Versailles was een stad in het klein
Aan het hof van Versailles woonden in de hoogtijdagen 10.000 hovelingen, personeel en soldaten. Met theaters, stallen, kapellen en 800 hectare aan grond was het een minisamenleving voor de elite.

De Nederlandse stadhouder Willem III, vaak gezien als Lodewijks aartsvijand, wilde niet onderdoen voor zijn rivaal. Hij liet in Apeldoorn Paleis Het Loo bouwen, in typisch Nederlandse baksteen en op een wat bescheidener formaat, maar de tuinen met zichtassen, parterres en waterpartijen waren duidelijk door Versailles geïnspireerd. De ontwerper van de tuinen was dan ook een neef van Le Nôtre.

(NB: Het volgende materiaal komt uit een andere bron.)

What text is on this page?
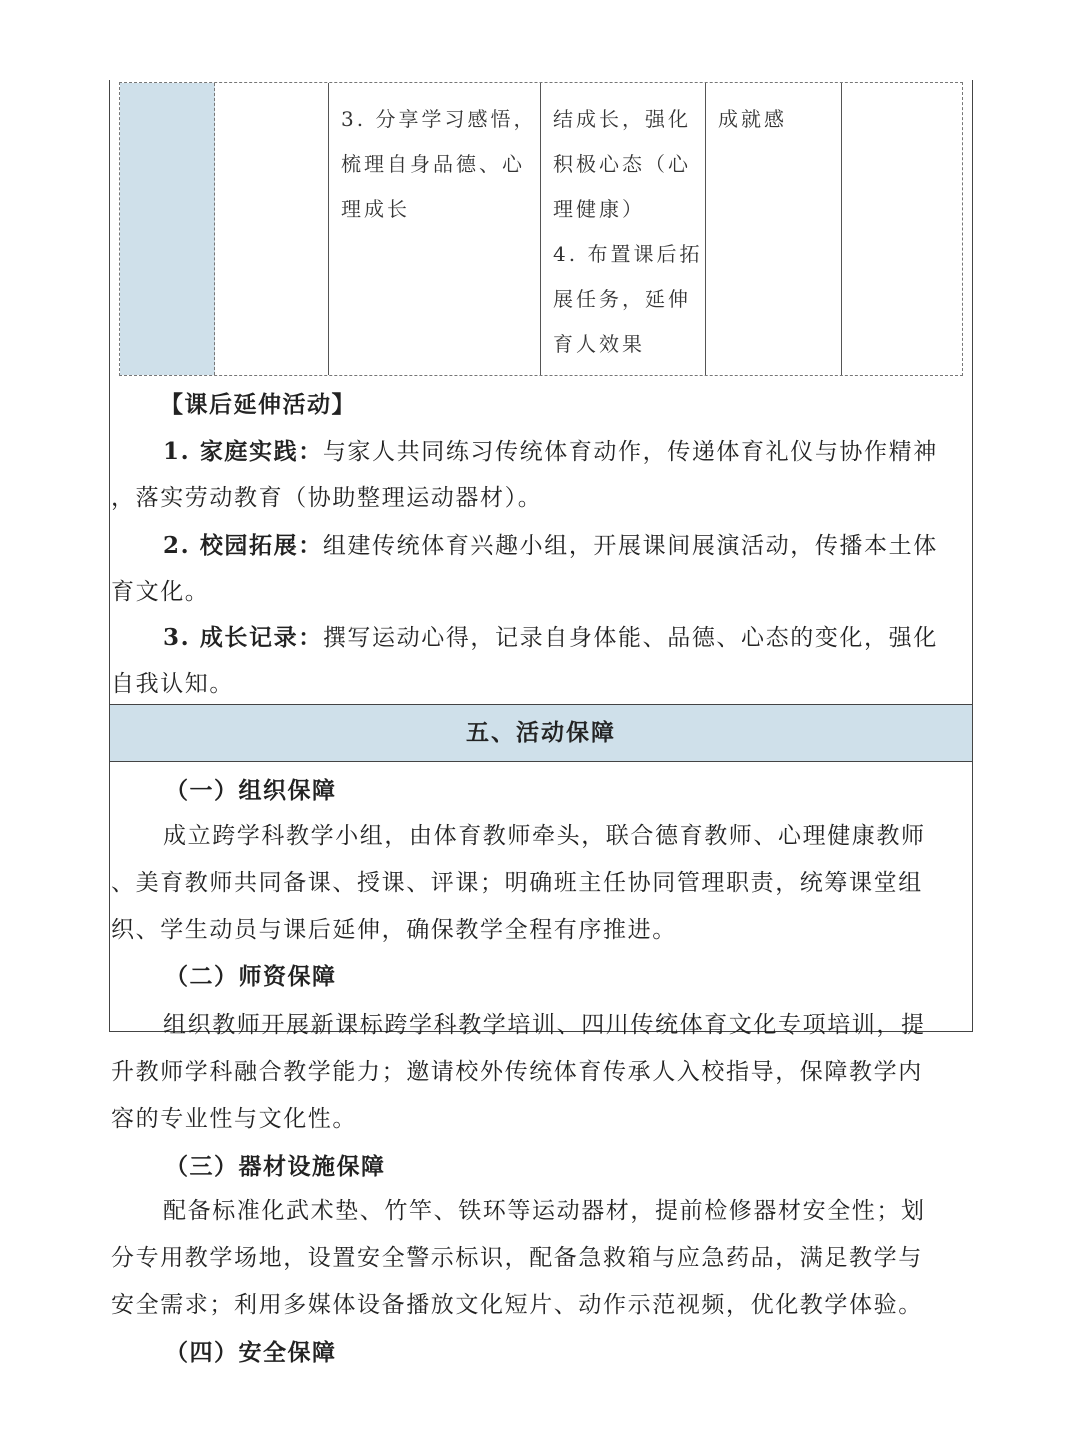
3. 分享学习感悟，
梳理自身品德、心
理成长
结成长，强化
积极心态（心
理健康）
4. 布置课后拓
展任务，延伸
育人效果
成就感
【课后延伸活动】
1. 家庭实践：与家人共同练习传统体育动作，传递体育礼仪与协作精神
，落实劳动教育（协助整理运动器材）。
2. 校园拓展：组建传统体育兴趣小组，开展课间展演活动，传播本土体
育文化。
3. 成长记录：撰写运动心得，记录自身体能、品德、心态的变化，强化
自我认知。
五、活动保障
（一）组织保障
成立跨学科教学小组，由体育教师牵头，联合德育教师、心理健康教师
、美育教师共同备课、授课、评课；明确班主任协同管理职责，统筹课堂组
织、学生动员与课后延伸，确保教学全程有序推进。
（二）师资保障
组织教师开展新课标跨学科教学培训、四川传统体育文化专项培训，提
升教师学科融合教学能力；邀请校外传统体育传承人入校指导，保障教学内
容的专业性与文化性。
（三）器材设施保障
配备标准化武术垫、竹竿、铁环等运动器材，提前检修器材安全性；划
分专用教学场地，设置安全警示标识，配备急救箱与应急药品，满足教学与
安全需求；利用多媒体设备播放文化短片、动作示范视频，优化教学体验。
（四）安全保障
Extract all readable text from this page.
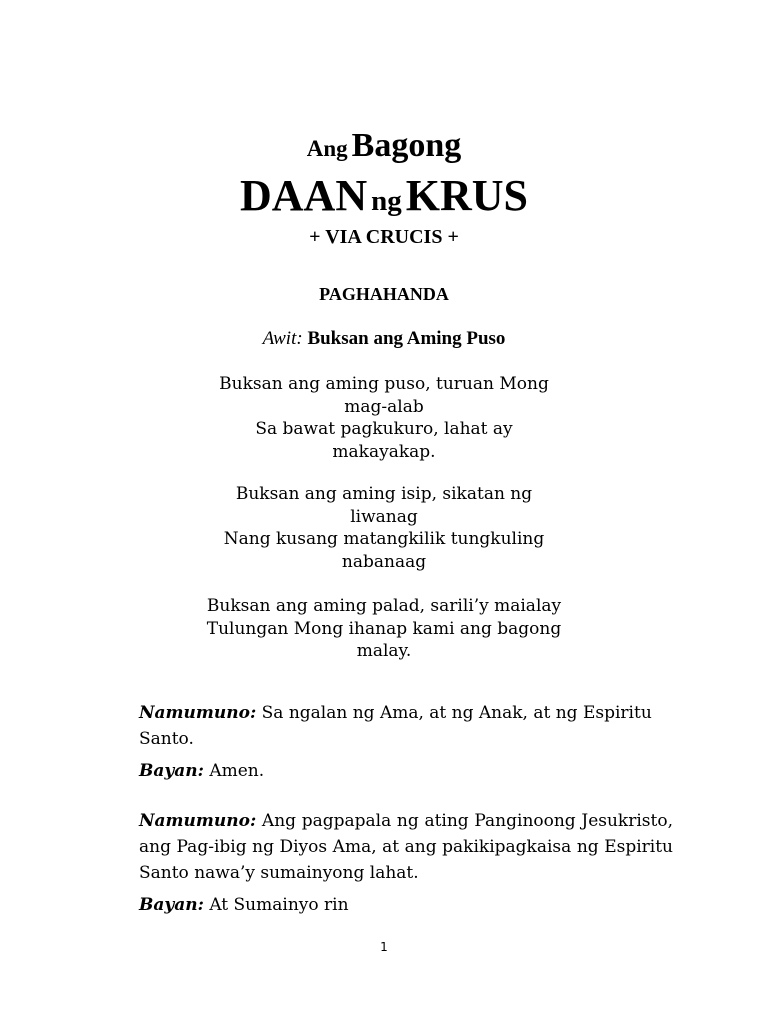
Ang Bagong
DAAN ng KRUS
+ VIA CRUCIS +
PAGHAHANDA
Awit: Buksan ang Aming Puso
Buksan ang aming puso, turuan Mong
mag-alab
Sa bawat pagkukuro, lahat ay
makayakap.
Buksan ang aming isip, sikatan ng
liwanag
Nang kusang matangkilik tungkuling
nabanaag
Buksan ang aming palad, sarili’y maialay
Tulungan Mong ihanap kami ang bagong
malay.
Namumuno: Sa ngalan ng Ama, at ng Anak, at ng Espiritu Santo.
Bayan: Amen.
Namumuno: Ang pagpapala ng ating Panginoong Jesukristo, ang Pag-ibig ng Diyos Ama, at ang pakikipagkaisa ng Espiritu Santo nawa’y sumainyong lahat.
Bayan: At Sumainyo rin
1
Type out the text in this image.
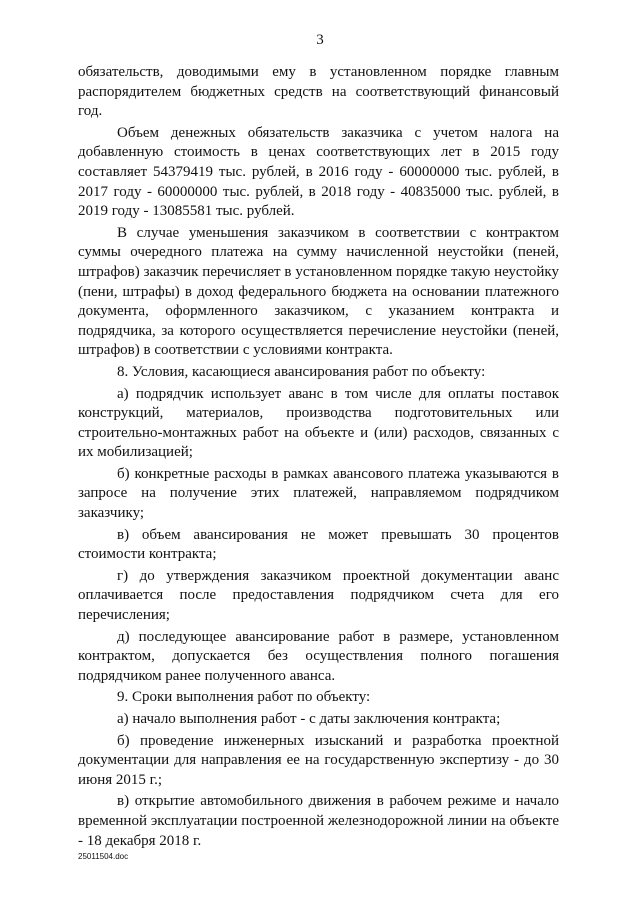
3

обязательств, доводимыми ему в установленном порядке главным распорядителем бюджетных средств на соответствующий финансовый год.

Объем денежных обязательств заказчика с учетом налога на добавленную стоимость в ценах соответствующих лет в 2015 году составляет 54379419 тыс. рублей, в 2016 году - 60000000 тыс. рублей, в 2017 году - 60000000 тыс. рублей, в 2018 году - 40835000 тыс. рублей, в 2019 году - 13085581 тыс. рублей.

В случае уменьшения заказчиком в соответствии с контрактом суммы очередного платежа на сумму начисленной неустойки (пеней, штрафов) заказчик перечисляет в установленном порядке такую неустойку (пени, штрафы) в доход федерального бюджета на основании платежного документа, оформленного заказчиком, с указанием контракта и подрядчика, за которого осуществляется перечисление неустойки (пеней, штрафов) в соответствии с условиями контракта.

8. Условия, касающиеся авансирования работ по объекту:

а) подрядчик использует аванс в том числе для оплаты поставок конструкций, материалов, производства подготовительных или строительно-монтажных работ на объекте и (или) расходов, связанных с их мобилизацией;

б) конкретные расходы в рамках авансового платежа указываются в запросе на получение этих платежей, направляемом подрядчиком заказчику;

в) объем авансирования не может превышать 30 процентов стоимости контракта;

г) до утверждения заказчиком проектной документации аванс оплачивается после предоставления подрядчиком счета для его перечисления;

д) последующее авансирование работ в размере, установленном контрактом, допускается без осуществления полного погашения подрядчиком ранее полученного аванса.

9. Сроки выполнения работ по объекту:

а) начало выполнения работ - с даты заключения контракта;

б) проведение инженерных изысканий и разработка проектной документации для направления ее на государственную экспертизу - до 30 июня 2015 г.;

в) открытие автомобильного движения в рабочем режиме и начало временной эксплуатации построенной железнодорожной линии на объекте - 18 декабря 2018 г.

25011504.doc
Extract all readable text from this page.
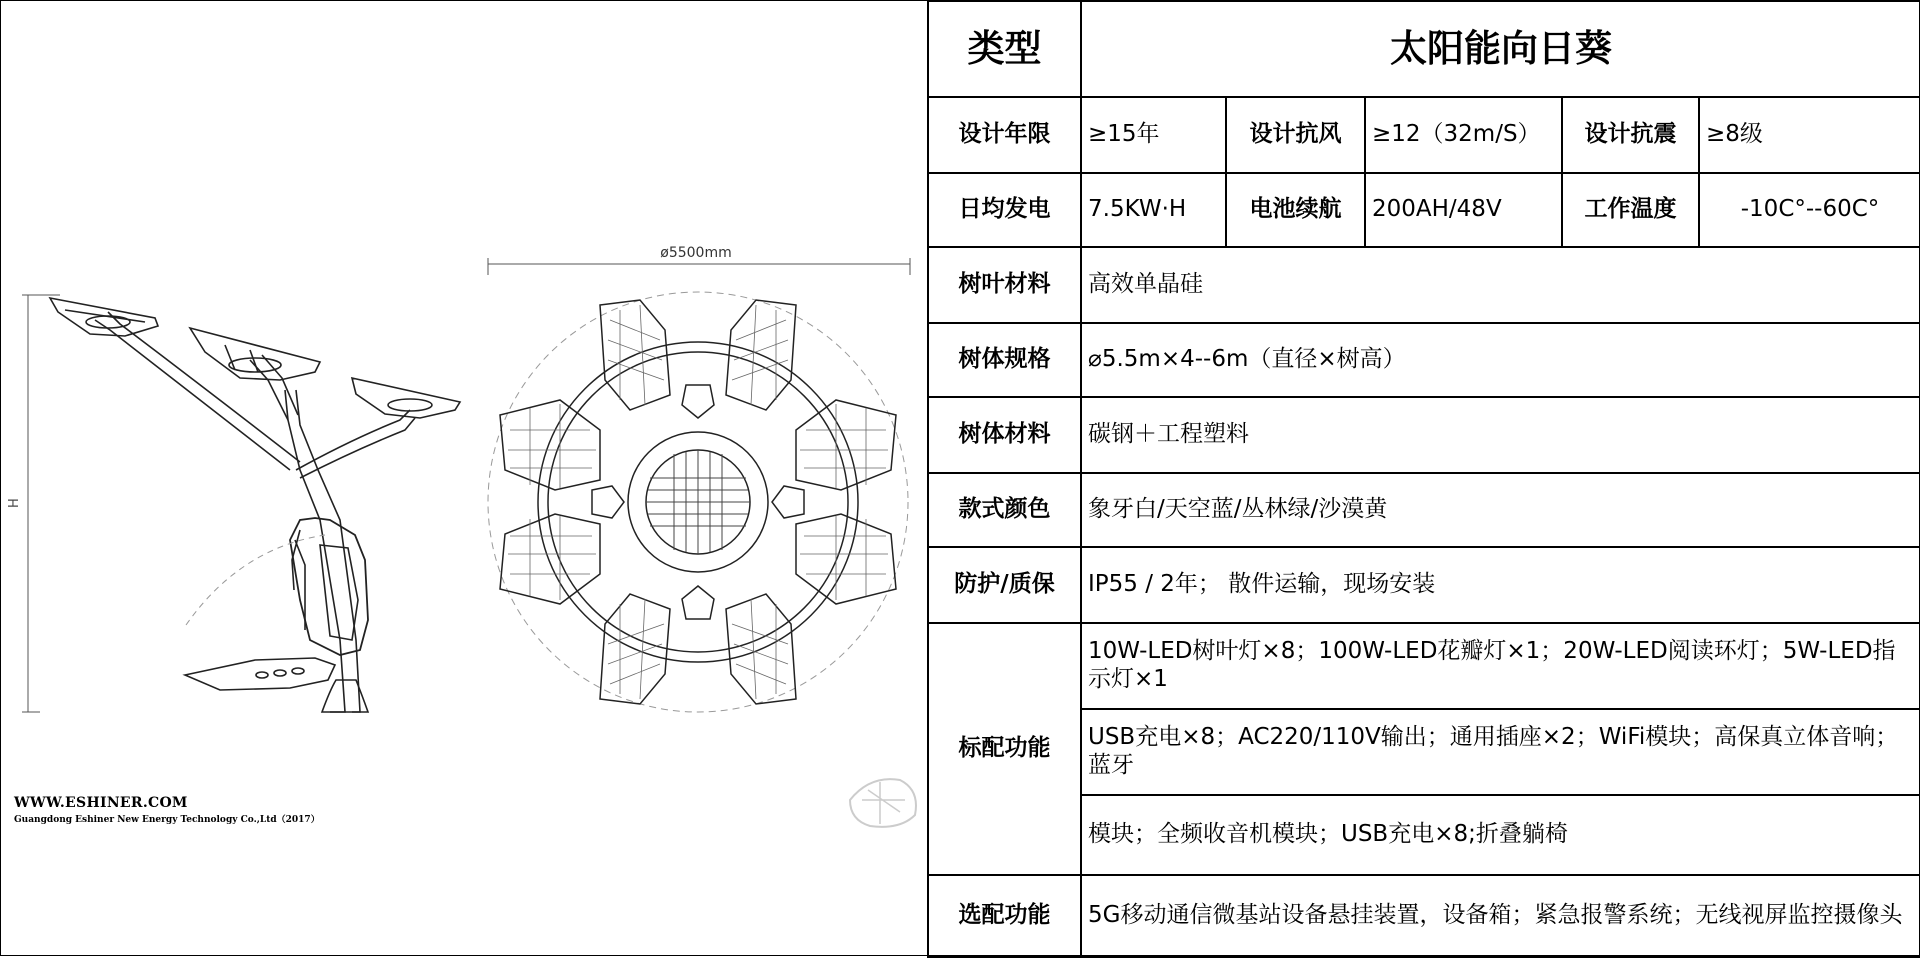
H
ø5500mm
WWW.ESHINER.COM
Guangdong Eshiner New Energy Technology Co.,Ltd（2017）
类型	太阳能向日葵				
设计年限	≥15年	设计抗风	≥12（32m/S）	设计抗震	≥8级
日均发电	7.5KW·H	电池续航	200AH/48V	工作温度	-10C°--60C°
树叶材料	高效单晶硅				
树体规格	⌀5.5m×4--6m（直径×树高）				
树体材料	碳钢＋工程塑料				
款式颜色	象牙白/天空蓝/丛林绿/沙漠黄				
防护/质保	IP55 / 2年； 散件运输，现场安装				
标配功能	10W-LED树叶灯×8；100W-LED花瓣灯×1；20W-LED阅读环灯；5W-LED指示灯×1				
	USB充电×8；AC220/110V输出；通用插座×2；WiFi模块；高保真立体音响；蓝牙				
	模块；全频收音机模块；USB充电×8;折叠躺椅				
选配功能	5G移动通信微基站设备悬挂装置，设备箱；紧急报警系统；无线视屏监控摄像头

Ook elders in Europa verrezen paleizen naar Frans voorbeeld, zoals het Zweedse Drottningholm vlakbij Stockholm. De strakke geometrische lijnen van de tuinen werden ontworpen door Nicodemus Tessin. Toen tsaar Peter de Grote in de achttiende eeuw de Russische staat wilden omvormen naar West-Europees voorbeeld, wilde ook hij een paleis met de allure van Versailles. Hij liet bij zijn nieuwe hoofdstad Petersburg een paleizencomplex bouwen door een leerling van Le Nôtre. Peterhof werd het Versailles aan zee, met kanalen die het paleis verbonden met de Oostzee.

Zelfs in de negentiende eeuw bleef de invloed van Versailles voelbaar. Koning Ludwig II van Beieren was gefascineerd door het hof van Lodewijk XIV en liet op het eiland Herrenchiemsee een kopie van Versailles bouwen. Ook dat paleis had een spiegelzaal, om het absolutisme na 200 jaar in Beieren te laten herleven.


Spiegelzaal was het pronkstuk
De Spiegelzaal is het beroemdste vertrek van Versailles. In deze overdadig glimmende zaal werden ontvangsten, concerten en bals georganiseerd. Nog eeuwenlang bleef het een belangrijke plek: Wilhelm I werd er in 1871 tot keizer van Duitsland uitgeroepen en in 1919 werd het Verdrag van Versailles er getekend.

Versailles was niet alleen het politieke centrum van de absolute macht van koning Lodewijk XIV, maar ook een etalage van Franse cultuur en vakmanschap, die vorsten in heel Europa inspireerde om hun eigen Versailles te creëren.